The Angel and the Author, and Others is a collection of comic essays by Jerome K. Jerome, published in 1908. By this point in his career Jerome was a literary fixture in England, with a string of successful books behind him and a serious play, The Passing of the Third Floor Back, having recently established him as a writer of substance as well as humor. The Angel and the Author returns to the comic essay form he had first mastered in Idle Thoughts of an Idle Fellow, with the deeper voice of a writer in his late forties.
The essays cover a wide range of subjects, in the loose manner Jerome had always favoured. There are pieces on the difficulty of being a successful author, on the strange customs of golf, on the railway carriage as a social institution, on the question of whether women understand cricket, on the relations between cats and humans, on the absurdity of new year resolutions. The title essay imagines an angel sent down to read the work of a successful novelist and to deliver judgment, which goes about as one would expect.
The writing is less sharply pointed than the early work and more discursive. Jerome had developed by this period a willingness to let an essay wander for several pages before settling on its actual subject, and the essays are best read at the pace of someone sitting in a comfortable chair with no urgent need to reach a conclusion. There is also a deeper melancholy in some of the pieces. Jerome was now writing as an older man who had seen friends die and who could not entirely keep the awareness of mortality out of even the comic essays.

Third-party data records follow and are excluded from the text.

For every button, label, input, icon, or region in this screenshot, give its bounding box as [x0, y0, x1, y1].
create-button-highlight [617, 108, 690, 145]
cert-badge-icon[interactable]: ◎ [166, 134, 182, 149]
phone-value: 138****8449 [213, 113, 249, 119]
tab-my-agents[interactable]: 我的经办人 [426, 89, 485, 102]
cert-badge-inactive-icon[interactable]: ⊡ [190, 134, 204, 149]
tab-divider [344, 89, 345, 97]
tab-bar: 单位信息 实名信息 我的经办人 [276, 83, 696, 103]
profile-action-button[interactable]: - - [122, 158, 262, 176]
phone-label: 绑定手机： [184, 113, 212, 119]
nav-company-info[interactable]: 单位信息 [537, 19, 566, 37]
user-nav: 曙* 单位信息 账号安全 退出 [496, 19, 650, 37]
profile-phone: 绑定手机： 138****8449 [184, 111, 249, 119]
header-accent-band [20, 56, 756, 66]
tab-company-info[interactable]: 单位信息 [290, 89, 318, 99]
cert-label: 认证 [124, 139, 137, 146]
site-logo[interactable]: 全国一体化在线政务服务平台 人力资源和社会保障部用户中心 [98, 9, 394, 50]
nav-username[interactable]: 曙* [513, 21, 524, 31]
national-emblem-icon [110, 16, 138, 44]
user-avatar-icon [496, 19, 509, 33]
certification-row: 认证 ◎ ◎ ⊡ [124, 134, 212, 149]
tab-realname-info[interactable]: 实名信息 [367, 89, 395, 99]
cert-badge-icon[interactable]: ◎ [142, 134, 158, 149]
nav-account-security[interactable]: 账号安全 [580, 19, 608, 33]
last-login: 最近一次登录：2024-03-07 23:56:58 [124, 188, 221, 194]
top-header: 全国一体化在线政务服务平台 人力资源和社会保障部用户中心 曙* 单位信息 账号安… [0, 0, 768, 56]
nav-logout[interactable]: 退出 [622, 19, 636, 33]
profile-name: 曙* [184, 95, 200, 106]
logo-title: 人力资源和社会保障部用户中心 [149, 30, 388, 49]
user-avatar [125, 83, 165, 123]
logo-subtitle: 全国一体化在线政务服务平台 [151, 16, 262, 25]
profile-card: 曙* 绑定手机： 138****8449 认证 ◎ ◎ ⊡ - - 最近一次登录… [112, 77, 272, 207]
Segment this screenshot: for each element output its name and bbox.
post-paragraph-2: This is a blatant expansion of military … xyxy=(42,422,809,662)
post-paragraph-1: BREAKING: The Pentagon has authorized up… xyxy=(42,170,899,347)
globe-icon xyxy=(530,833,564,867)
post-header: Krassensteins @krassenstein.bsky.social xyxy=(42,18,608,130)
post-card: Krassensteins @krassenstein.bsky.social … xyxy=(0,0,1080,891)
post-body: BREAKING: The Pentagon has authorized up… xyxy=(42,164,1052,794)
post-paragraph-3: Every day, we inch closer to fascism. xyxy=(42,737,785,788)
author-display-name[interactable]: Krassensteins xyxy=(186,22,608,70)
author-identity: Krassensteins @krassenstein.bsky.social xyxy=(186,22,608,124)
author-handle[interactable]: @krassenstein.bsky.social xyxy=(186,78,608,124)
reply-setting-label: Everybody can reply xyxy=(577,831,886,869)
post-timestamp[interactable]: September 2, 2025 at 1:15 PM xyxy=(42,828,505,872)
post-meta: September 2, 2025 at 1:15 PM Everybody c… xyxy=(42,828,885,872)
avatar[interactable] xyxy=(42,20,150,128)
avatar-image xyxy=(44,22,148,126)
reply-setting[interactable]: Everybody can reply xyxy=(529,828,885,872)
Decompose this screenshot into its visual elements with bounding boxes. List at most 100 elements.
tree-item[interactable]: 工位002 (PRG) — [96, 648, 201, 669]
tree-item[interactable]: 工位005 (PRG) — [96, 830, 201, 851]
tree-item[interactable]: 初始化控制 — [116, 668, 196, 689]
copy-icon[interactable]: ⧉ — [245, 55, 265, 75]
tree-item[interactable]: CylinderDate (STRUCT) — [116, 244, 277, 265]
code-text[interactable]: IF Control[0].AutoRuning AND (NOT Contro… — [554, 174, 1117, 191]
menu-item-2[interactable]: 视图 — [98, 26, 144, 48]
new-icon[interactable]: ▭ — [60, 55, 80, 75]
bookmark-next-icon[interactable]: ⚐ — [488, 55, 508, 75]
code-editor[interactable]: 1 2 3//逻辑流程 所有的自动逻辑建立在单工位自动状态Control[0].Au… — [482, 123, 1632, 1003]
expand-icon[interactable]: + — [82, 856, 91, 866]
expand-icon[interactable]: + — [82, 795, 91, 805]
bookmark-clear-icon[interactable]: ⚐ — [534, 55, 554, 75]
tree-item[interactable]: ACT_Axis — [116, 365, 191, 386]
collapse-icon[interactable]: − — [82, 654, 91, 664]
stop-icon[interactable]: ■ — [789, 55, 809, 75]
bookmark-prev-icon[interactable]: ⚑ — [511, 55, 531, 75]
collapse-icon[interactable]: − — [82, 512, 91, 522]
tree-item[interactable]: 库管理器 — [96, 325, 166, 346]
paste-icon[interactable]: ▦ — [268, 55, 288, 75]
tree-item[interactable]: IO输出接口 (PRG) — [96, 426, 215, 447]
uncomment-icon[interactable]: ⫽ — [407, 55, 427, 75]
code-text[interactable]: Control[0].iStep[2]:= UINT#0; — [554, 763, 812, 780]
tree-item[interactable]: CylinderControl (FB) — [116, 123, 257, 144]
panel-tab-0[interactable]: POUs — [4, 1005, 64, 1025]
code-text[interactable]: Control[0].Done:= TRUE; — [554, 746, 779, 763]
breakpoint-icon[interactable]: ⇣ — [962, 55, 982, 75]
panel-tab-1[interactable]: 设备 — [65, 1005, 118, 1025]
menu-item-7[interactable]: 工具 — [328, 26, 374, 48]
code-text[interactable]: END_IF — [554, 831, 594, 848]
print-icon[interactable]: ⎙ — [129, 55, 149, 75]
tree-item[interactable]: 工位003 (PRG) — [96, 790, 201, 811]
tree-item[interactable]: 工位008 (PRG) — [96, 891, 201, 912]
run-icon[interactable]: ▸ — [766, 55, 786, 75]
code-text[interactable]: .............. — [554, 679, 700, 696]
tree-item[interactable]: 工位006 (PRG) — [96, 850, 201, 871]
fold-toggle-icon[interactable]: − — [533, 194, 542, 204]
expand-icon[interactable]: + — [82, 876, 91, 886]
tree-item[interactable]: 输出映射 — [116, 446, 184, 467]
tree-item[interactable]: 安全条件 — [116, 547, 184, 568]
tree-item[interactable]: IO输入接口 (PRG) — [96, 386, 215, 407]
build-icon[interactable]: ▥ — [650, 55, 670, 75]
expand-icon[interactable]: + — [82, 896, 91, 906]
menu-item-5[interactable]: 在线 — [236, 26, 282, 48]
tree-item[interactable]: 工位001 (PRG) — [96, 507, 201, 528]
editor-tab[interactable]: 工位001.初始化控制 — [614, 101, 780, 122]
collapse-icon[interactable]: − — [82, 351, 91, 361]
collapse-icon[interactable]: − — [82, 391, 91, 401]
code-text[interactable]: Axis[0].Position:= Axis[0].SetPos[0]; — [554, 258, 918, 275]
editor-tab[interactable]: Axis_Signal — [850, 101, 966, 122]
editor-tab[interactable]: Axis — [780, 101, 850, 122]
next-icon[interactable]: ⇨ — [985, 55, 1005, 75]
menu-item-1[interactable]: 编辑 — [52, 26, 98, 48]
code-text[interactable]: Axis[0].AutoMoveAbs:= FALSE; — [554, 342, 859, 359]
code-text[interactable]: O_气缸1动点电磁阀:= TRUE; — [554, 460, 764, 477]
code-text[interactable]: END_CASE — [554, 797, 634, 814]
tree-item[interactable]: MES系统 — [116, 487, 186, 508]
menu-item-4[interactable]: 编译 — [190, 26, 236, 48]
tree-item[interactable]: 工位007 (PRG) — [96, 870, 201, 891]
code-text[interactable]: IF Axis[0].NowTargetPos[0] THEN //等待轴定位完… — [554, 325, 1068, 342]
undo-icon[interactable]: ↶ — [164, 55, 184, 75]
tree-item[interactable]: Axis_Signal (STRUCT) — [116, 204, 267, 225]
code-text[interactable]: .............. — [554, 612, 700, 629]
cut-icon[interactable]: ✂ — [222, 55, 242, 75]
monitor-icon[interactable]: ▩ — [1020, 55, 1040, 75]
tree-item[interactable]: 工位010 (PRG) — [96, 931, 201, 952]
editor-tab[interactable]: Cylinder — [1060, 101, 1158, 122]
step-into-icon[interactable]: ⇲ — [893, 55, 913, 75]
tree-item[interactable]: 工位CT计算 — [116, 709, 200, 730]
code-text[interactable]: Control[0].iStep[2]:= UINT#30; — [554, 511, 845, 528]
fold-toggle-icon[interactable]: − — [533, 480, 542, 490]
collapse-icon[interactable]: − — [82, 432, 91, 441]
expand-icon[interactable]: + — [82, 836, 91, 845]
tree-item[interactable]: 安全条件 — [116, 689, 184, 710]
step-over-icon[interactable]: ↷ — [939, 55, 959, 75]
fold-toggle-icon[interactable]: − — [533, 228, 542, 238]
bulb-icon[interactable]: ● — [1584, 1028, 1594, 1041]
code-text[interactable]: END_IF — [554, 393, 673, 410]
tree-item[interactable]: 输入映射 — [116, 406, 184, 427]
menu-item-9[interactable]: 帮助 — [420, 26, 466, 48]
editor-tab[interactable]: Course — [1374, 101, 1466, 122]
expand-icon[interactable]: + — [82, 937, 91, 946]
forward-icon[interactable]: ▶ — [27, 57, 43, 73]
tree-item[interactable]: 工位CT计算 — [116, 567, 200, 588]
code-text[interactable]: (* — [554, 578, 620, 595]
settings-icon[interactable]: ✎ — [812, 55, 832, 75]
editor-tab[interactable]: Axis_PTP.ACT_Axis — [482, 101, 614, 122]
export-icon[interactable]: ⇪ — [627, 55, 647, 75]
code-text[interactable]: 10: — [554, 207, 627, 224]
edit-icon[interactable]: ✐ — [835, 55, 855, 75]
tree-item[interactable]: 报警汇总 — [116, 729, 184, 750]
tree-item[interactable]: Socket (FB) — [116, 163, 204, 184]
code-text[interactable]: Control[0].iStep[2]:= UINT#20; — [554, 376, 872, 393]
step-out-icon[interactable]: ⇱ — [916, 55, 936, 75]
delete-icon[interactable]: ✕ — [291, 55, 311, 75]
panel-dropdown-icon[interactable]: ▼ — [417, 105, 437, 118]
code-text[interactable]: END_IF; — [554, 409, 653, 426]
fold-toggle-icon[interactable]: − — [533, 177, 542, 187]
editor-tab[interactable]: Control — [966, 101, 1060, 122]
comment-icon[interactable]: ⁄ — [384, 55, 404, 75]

The book runs about three hundred pages and is best read a piece or two at a time. For Jerome readers who liked Idle Thoughts of an Idle Fellow but want the later voice, this is one of the best later collections. It pairs naturally with Tea Table Talk from 1903 and with the essays in The Observations of Henry, both of which use the same fireside meandering manner. It also shows the writer who would soon produce his serious wartime journalism for the Daily Telegraph and his late autobiography My Life and Times.